Ahad 12 May 2013 14:54 WIB

Pemberian BLSM Bentuk Pembodohan Masyarakat Miskin

Rep: Muhammad Iqbal/ Red: Nidia Zuraya
Andrinof Chaniago
Foto: Yogi Ardhi/Republika
Andrinof Chaniago

REPUBLIKA.CO.ID, JAKARTA -- Pemberian bantuan langsung sementara masyarakat (BLSM) sebagai kompensasi dari kenaikan harga bahan bakar minyak (BBM) bersubsidi dinilai sebagai pembodohan bagi masyarakat miskin. Pakar kebijakan publik dari Universitas Indonesia Andrinof Chaniago mengatakan alih-alih menyelesaikan masalah, BLSM justru menambah masalah.

"Kebijakan itu hanya menyelesaikan sedikit masalah dan tujuannya terlalu jangka pendek," ujar Andrinof kepada ROL, Ahad (12/5). 

Presiden Susilo Bambang Yudhoyono menyatakan kenaikan harga BBM akan dilakukan pada tahun ini. Meskipun demikian, kenaikan harga baru diberlakukan setelah perluasan program kompensasi bagi masyarakat miskin disetujui oleh DPR. Perluasan itu akan diajukan dalam revisi Anggaran Pendapatan dan Belanja Negara (APBN) 2013.

Andrinof mengatakan sebaiknya kompensasi bagi masyarakat miskin berupa program-program yang memiliki manfaat dalam jangka panjang. Misalnya pemberdayaan dan penguatan keluarga serta penguatan angkatan kerja yang berasal dari masyarakat miskin.
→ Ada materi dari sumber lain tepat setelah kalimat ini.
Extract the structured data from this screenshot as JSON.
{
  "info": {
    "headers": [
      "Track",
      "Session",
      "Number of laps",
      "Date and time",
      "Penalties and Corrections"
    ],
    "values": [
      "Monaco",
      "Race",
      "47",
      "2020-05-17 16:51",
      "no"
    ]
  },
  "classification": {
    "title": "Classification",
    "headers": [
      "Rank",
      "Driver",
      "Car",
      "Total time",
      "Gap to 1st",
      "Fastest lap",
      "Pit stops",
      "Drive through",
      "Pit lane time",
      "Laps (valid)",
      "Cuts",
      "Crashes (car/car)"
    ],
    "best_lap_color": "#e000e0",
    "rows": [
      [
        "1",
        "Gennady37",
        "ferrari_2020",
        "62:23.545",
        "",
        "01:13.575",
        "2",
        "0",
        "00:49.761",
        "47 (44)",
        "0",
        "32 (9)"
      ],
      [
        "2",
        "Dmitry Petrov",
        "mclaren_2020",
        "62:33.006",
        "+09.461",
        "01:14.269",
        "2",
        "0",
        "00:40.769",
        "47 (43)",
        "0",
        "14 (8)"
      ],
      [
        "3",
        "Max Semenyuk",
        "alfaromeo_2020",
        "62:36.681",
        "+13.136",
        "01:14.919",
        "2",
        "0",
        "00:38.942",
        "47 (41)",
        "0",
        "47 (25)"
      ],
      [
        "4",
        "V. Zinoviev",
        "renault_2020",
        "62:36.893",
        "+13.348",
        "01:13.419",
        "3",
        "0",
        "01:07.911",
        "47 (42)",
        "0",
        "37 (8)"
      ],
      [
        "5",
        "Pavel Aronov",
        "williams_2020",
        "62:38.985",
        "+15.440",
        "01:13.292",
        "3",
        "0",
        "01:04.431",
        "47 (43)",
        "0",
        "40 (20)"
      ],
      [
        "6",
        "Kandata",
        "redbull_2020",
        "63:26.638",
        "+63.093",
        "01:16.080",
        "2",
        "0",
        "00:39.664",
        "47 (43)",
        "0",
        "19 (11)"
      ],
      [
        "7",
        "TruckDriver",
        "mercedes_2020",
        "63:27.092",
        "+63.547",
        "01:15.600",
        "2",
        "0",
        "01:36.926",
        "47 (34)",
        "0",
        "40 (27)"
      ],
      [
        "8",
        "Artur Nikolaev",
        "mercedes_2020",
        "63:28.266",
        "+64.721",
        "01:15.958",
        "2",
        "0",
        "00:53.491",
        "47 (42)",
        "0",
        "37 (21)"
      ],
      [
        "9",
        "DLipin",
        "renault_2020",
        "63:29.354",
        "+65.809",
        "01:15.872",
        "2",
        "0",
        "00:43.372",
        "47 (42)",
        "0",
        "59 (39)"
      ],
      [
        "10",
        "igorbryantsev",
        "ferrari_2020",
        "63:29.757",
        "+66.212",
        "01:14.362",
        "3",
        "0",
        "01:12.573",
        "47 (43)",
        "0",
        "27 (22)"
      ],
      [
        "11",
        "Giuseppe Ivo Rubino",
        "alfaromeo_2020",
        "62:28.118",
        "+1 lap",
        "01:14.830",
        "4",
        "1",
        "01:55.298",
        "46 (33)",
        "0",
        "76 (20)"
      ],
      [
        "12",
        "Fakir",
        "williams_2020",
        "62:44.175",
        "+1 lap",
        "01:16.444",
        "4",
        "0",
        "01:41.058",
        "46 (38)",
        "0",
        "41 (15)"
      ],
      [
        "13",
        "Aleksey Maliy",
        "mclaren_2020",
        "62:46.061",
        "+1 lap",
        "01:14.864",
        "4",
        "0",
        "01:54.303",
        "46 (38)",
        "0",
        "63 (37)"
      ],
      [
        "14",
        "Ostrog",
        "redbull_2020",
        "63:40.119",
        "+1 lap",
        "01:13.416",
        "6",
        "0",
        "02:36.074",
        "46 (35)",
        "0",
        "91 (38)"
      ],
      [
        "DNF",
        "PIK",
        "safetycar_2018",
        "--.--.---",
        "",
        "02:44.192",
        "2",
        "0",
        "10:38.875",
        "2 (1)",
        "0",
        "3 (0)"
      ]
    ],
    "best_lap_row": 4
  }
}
Ia juga menyarankan agar kenaikan harga BBM sebaiknya berada di kisaran 10 sampai 15 persen sehingga bantuan semacam BLSM tidak diperlukan. 

Pemerintah, lanjut Andrinof, harus secara jujur mengakui bahwa dampak berkelanjutan dari pemberian BLSM tidak ada. Dari sisi sosial, masyarakat miskin akan tetap miskin. Sedangkan dari sisi politik, Andrinof menyebut motif politiknya adalah keinginan menarik dukungan dari kelompok masyarakat tertentu, khususnya masyarakat miskin. "Ini tentu menguntungkan mereka yang berkuasa," ucapnya.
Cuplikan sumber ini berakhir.